Eve nodded as she got into the car. “Then why would he jump into-” She answered herself. “A false trail. So that we wouldn’t find his car.” A bold move, possibly a deadly move. Catherine and Gallo had followed him into the bayou and were trying to find him while lumbering blindly in the thick fog. Joe said it was lifting, but not enough.

Please, let us have a break in this damn fog.

“I’ll go slow. Hell, I have to go slow.” Joe had already started the car and hit the lights. “You keep an eye out. He could have come back to the bank anywhere along the road.”

She nodded, her eyes straining as they tried to pierce the thick layers of fog hovering on the bank. She rolled down the window so that she could better hear anyone moving in the water. Her heart was pounding, and the muscles of her stomach were clenched with fear.

She had a sudden memory of Bonnie’s face as she’d seen it earlier as they were driving here, drifting in the fog. Joe had thought that Eve might have imagined seeing the ghost of her daughter because of the stress she was under.

It wasn’t imagination.

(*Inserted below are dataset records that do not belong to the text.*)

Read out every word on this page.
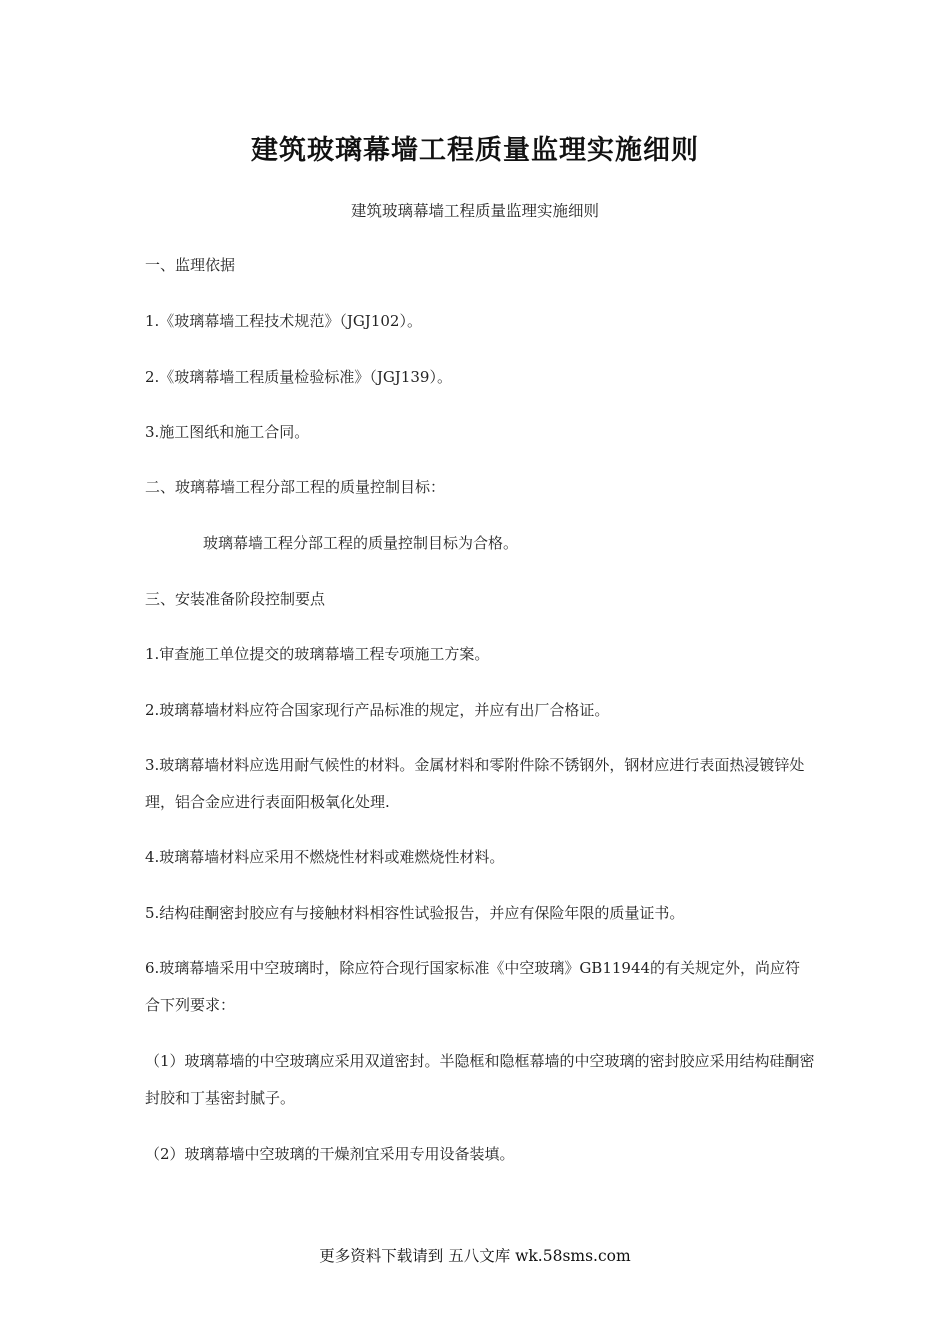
建筑玻璃幕墙工程质量监理实施细则
建筑玻璃幕墙工程质量监理实施细则
一、监理依据
1.《玻璃幕墙工程技术规范》（JGJ102）。
2.《玻璃幕墙工程质量检验标准》（JGJ139）。
3.施工图纸和施工合同。
二、玻璃幕墙工程分部工程的质量控制目标：
玻璃幕墙工程分部工程的质量控制目标为合格。
三、安装准备阶段控制要点
1.审查施工单位提交的玻璃幕墙工程专项施工方案。
2.玻璃幕墙材料应符合国家现行产品标准的规定，并应有出厂合格证。
3.玻璃幕墙材料应选用耐气候性的材料。金属材料和零附件除不锈钢外，钢材应进行表面热浸镀锌处理，铝合金应进行表面阳极氧化处理.
4.玻璃幕墙材料应采用不燃烧性材料或难燃烧性材料。
5.结构硅酮密封胶应有与接触材料相容性试验报告，并应有保险年限的质量证书。
6.玻璃幕墙采用中空玻璃时，除应符合现行国家标准《中空玻璃》GB11944的有关规定外，尚应符合下列要求：
（1）玻璃幕墙的中空玻璃应采用双道密封。半隐框和隐框幕墙的中空玻璃的密封胶应采用结构硅酮密封胶和丁基密封腻子。
（2）玻璃幕墙中空玻璃的干燥剂宜采用专用设备装填。
更多资料下载请到 五八文库 wk.58sms.com
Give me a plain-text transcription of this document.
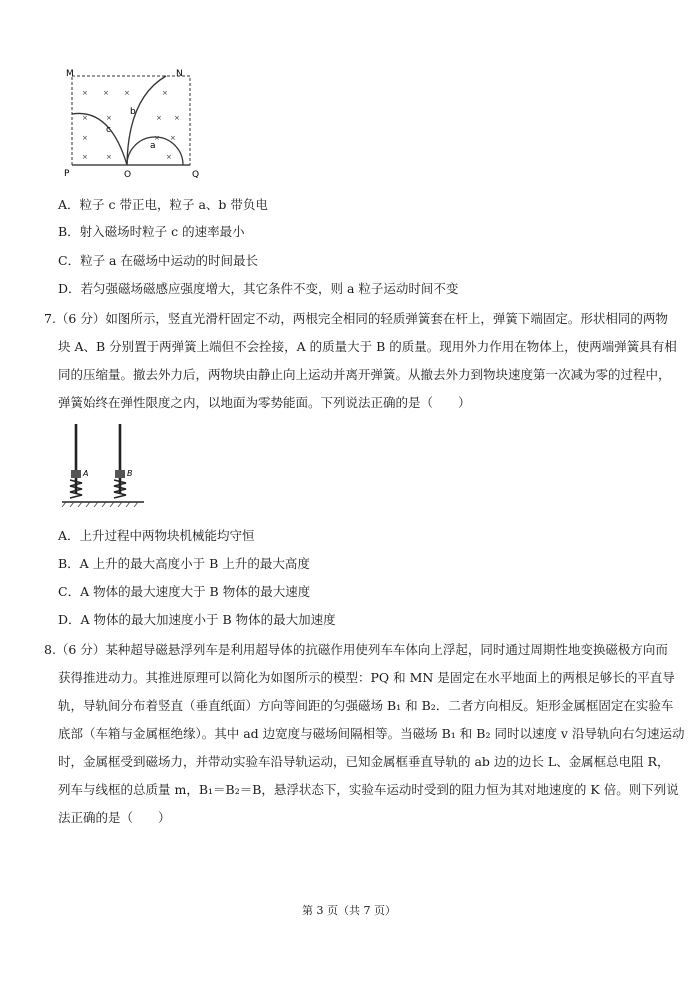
× × ×	×
×	×	× ×
×	× ×
×	×	×
M	N
P	O	Q
c
b
a
A．粒子 c 带正电，粒子 a、b 带负电
B．射入磁场时粒子 c 的速率最小
C．粒子 a 在磁场中运动的时间最长
D．若匀强磁场磁感应强度增大，其它条件不变，则 a 粒子运动时间不变
7.（6 分）如图所示，竖直光滑杆固定不动，两根完全相同的轻质弹簧套在杆上，弹簧下端固定。形状相同的两物
块 A、B 分别置于两弹簧上端但不会拴接，A 的质量大于 B 的质量。现用外力作用在物体上，使两端弹簧具有相
同的压缩量。撤去外力后，两物块由静止向上运动并离开弹簧。从撤去外力到物块速度第一次减为零的过程中，
弹簧始终在弹性限度之内，以地面为零势能面。下列说法正确的是（　　）
A	B
A．上升过程中两物块机械能均守恒
B．A 上升的最大高度小于 B 上升的最大高度
C．A 物体的最大速度大于 B 物体的最大速度
D．A 物体的最大加速度小于 B 物体的最大加速度
8.（6 分）某种超导磁悬浮列车是利用超导体的抗磁作用使列车车体向上浮起，同时通过周期性地变换磁极方向而
获得推进动力。其推进原理可以简化为如图所示的模型：PQ 和 MN 是固定在水平地面上的两根足够长的平直导
轨，导轨间分布着竖直（垂直纸面）方向等间距的匀强磁场 B₁ 和 B₂．二者方向相反。矩形金属框固定在实验车
底部（车箱与金属框绝缘）。其中 ad 边宽度与磁场间隔相等。当磁场 B₁ 和 B₂ 同时以速度 v 沿导轨向右匀速运动
时，金属框受到磁场力，并带动实验车沿导轨运动，已知金属框垂直导轨的 ab 边的边长 L、金属框总电阻 R，
列车与线框的总质量 m，B₁＝B₂＝B，悬浮状态下，实验车运动时受到的阻力恒为其对地速度的 K 倍。则下列说
法正确的是（　　）
第 3 页（共 7 页）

She had seen Bonnie, a spirit so sad that it had broken Eve’s heart. Such terrible sadness.

Why? Did Bonnie know what was going to happen and was sad for all of them. For what reason? The death of Jacobs?

Or the death of someone else, someone whose death Bonnie knew would hurt Eve? A chill went through her at the thought. Not Joe. Please God, not Joe. You’ve just given him a new lease on life. Not Catherine, who had hardly started to know the meaning of joy and had a son who needed her. Not Gallo, who had perhaps suffered more than all of them.